A “UNIQUE” 200-year-old skeleton discovered beneath a car park at the battlefield of Waterloo has been identified as a hunchback Hanoverian trained in the East Sussex resort of Bexhill-on-Sea.
The soldier has been identified as Friedrich Brandt, 23, a member of the King’s German Legion of George III, killed by Napoleon’s troops with a musket ball between his ribs.
Dominique Bosquet, an archeologist working for the Walloon government in Belgium who supervised its recovery, said: “It is unique. No other complete skeleton has been retrieved [from Waterloo] in 200 years.”
Scientists identified a curvature of the spine but that didn’t deter the man who Mr Glover believes was fighting for Britain to help liberate parts of his homeland that had been occupied by Napolean.
He said: ‘He suffered from a curvature of the spine which meant he probably would have been rejected from any modern army in the world.’
The soldier was unearthed in 2012 when a mechanical digger excavated an overspill car park near the Lion’s Mound, a well-known area to those who have visited the historic battleground south of Brussels.
Tens of thousands of men were killed in the famous battle, 200 years ago on June 18, but Cardiff-based Mr Glover thinks he knows why it was such a rare find.
He said: ‘Bone was considered a great fertiliser in the 1830s and 40s, so companies would raid former Napoleonic battlefields to collect the bodies of fallen soldiers and horses which would then be ground down and sold on to farmers.
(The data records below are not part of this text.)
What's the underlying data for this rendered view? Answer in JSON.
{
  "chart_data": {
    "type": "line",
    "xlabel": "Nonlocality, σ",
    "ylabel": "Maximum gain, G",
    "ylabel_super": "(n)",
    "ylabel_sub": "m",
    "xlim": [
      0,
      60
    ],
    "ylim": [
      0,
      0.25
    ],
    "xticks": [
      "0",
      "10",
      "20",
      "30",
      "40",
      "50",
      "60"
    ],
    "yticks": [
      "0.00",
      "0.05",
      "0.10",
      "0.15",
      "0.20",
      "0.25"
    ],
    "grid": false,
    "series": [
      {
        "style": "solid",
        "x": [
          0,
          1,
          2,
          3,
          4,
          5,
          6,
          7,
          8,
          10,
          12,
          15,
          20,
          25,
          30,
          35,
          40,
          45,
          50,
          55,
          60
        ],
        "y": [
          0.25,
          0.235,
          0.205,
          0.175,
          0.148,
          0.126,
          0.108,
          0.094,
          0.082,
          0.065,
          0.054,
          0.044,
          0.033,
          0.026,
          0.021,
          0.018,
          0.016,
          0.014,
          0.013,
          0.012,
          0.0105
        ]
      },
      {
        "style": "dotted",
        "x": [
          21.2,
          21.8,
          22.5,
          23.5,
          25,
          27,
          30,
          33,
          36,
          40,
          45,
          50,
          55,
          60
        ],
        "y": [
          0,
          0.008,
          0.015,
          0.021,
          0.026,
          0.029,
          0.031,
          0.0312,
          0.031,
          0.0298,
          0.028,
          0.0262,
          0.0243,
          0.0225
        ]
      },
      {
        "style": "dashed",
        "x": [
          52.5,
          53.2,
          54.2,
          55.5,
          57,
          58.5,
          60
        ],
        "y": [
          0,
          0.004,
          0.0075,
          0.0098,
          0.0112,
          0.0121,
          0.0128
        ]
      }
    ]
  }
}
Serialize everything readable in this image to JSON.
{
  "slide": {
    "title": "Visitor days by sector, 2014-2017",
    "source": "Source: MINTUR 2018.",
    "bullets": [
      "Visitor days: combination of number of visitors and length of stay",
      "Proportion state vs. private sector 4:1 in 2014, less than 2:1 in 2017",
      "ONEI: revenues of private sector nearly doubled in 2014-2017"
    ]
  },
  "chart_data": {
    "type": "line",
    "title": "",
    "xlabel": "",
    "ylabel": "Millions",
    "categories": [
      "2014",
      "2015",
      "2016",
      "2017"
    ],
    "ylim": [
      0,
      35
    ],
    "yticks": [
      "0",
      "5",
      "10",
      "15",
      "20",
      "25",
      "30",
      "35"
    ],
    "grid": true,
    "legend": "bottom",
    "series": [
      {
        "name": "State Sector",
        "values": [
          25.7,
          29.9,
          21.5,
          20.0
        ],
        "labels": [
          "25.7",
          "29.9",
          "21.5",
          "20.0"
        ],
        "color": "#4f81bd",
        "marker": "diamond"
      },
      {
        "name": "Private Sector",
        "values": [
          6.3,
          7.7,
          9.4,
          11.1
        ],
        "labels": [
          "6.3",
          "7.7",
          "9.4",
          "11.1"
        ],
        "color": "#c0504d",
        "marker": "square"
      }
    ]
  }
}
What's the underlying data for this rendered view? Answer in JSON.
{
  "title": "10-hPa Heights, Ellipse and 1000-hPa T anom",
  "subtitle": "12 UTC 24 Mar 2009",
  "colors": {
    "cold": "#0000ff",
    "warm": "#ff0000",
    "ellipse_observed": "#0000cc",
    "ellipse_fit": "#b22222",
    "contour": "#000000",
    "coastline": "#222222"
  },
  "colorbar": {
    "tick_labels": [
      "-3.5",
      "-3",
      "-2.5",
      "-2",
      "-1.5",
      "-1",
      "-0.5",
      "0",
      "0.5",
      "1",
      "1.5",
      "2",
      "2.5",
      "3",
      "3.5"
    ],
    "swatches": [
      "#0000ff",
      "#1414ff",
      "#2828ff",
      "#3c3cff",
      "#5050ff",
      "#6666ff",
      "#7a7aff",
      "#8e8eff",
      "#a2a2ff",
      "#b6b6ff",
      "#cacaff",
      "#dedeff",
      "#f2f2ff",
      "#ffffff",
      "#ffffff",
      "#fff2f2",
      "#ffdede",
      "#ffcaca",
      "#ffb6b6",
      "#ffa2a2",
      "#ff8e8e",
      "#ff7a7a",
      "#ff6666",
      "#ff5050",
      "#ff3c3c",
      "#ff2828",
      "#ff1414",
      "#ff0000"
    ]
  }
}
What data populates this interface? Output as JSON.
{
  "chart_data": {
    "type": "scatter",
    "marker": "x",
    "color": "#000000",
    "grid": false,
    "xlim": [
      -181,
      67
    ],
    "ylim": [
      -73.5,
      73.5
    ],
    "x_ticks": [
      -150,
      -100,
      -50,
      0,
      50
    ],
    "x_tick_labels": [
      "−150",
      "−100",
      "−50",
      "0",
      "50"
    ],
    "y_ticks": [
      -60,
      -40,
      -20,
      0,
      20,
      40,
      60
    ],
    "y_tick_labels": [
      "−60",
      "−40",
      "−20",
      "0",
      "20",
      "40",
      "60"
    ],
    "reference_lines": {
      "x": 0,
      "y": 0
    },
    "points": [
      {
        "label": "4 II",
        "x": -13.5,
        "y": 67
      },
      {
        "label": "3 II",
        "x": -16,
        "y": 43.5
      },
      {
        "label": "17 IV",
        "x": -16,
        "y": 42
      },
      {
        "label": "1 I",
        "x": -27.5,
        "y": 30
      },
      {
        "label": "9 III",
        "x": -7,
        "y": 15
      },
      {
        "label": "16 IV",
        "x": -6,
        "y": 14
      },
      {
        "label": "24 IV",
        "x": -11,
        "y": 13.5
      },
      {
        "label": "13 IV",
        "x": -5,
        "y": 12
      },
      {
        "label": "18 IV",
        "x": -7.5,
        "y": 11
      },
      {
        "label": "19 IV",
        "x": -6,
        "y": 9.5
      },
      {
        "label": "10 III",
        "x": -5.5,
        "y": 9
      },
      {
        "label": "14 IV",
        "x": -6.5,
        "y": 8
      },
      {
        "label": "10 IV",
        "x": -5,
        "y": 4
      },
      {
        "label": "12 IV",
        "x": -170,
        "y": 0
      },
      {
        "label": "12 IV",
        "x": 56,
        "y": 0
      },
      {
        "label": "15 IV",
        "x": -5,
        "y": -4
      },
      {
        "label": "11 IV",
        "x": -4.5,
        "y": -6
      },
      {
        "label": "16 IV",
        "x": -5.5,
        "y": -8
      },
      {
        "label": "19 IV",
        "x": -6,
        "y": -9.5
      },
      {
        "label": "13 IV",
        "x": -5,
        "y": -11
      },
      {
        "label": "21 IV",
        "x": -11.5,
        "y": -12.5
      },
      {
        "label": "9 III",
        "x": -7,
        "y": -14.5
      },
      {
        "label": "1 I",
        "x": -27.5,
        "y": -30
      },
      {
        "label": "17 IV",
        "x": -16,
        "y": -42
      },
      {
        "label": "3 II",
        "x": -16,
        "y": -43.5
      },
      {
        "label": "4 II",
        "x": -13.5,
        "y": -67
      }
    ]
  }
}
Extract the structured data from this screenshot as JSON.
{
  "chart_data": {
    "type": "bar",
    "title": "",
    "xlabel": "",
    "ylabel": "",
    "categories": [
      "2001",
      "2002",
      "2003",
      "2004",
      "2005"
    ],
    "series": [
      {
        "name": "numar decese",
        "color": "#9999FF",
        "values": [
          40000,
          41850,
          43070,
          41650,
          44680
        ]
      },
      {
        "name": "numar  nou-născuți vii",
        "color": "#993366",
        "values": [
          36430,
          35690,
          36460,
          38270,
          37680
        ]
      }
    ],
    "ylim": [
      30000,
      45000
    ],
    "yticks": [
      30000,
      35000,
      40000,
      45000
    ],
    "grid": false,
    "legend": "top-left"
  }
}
‘Dead bodies weren’t thought of in the same way back then. Unless you were very wealthy, you were thrown in a mass grave and people didn’t think much of it.
‘It did eventually stop in the 1860s after a Yorkshire newspaper ran a campaign criticising farmers, highlighting that they were throwing the bodies of their relatives on the fields.’
The skeleton was found with a piece of wood bearing what was believed to be the initials CB, 20 coins in German and French money, believed to be equivalent to a month’s wages, and an iron spoon, reports The Sunday Times.
Scientists concluded he was aged between 20 and 29 but tests on his uniform which the team at Waterloo had hoped would reveal which unit he was in failed to reveal the information they needed to identify him.
In an academic article due to be published next month, Bosquet writes that the Waterloo soldier will ‘remain an anonymous victim of this bloody conflict’, reports The Sunday Times.